Les autorités sanitaires de l'Ontario, la province la plus peuplée au Canada, ont signalé un nombre record de nouvelles infections de la COVID-19 le week-end dernier, avec 978 nouveaux cas samedi et 1042 dimanche.

La moyenne mobile des nouveaux cas sur sept jours s'est également élevée à 857 dimanche, un record absolu.

La recrudescence spectaculaire des cas de COVID-19 depuis le début du mois de septembre est le résultat direct de la politique homicide de la classe dirigeante qui consiste à «rouvrir» l'économie et les écoles, afin d'intensifier l'extorsion des profits sur le dos de la classe ouvrière. La politique de faire passer les profits avant la vie des travailleurs, est soutenue par l'ensemble de l'establishment politique, à commencer par le gouvernement fédéral libéral et provincial conservateur en Ontario, et est appliquée par les syndicats. Ces derniers ont dénoncé à plusieurs reprises comme «illégales» toutes actions des travailleurs contre les dangereuses conditions de travail potentiellement mortelles qui sévissent dans les usines et les écoles.

La recrudescence de la pandémie fait payer un lourd tribut aux travailleurs des garderies. Cette catégorie de travailleurs mal payés et des plus exploités est mise en danger par les politiques criminelles de l'élite au pouvoir. Sans pratiquement aucune protection contre le virus, ils sont quotidiennement en contact étroit avec un grand nombre d'enfants, de parents et d'autres proches, ce qui les expose à un risque élevé d'infection.

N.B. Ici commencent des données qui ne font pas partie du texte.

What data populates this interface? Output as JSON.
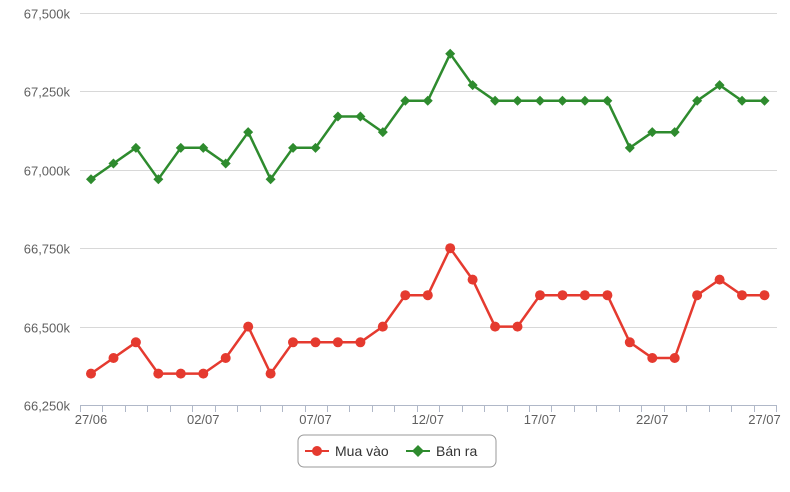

Les grandes entreprises considèrent que la mise en place de services de garderie pour les parents-travailleurs est essentielle pour permettre aux travailleurs de reprendre le travail dans le contexte d'une pandémie qui fait rage. Même avant la pandémie, la pénurie aiguë de places et d'options de garde d'enfants contribuait à réduire les taux de participation à l'emploi. Statistique Canada a constaté qu'en 2019, 7 % des travailleurs avaient réduit leurs heures de travail en raison du manque de services de garderie abordables. Pour illustrer l'ampleur de la demande en matière de garde d'enfants, à l'échelle nationale, près de 1,5 million d'enfants bénéficiaient régulièrement de services de garde non parentale avant le déclenchement de la pandémie.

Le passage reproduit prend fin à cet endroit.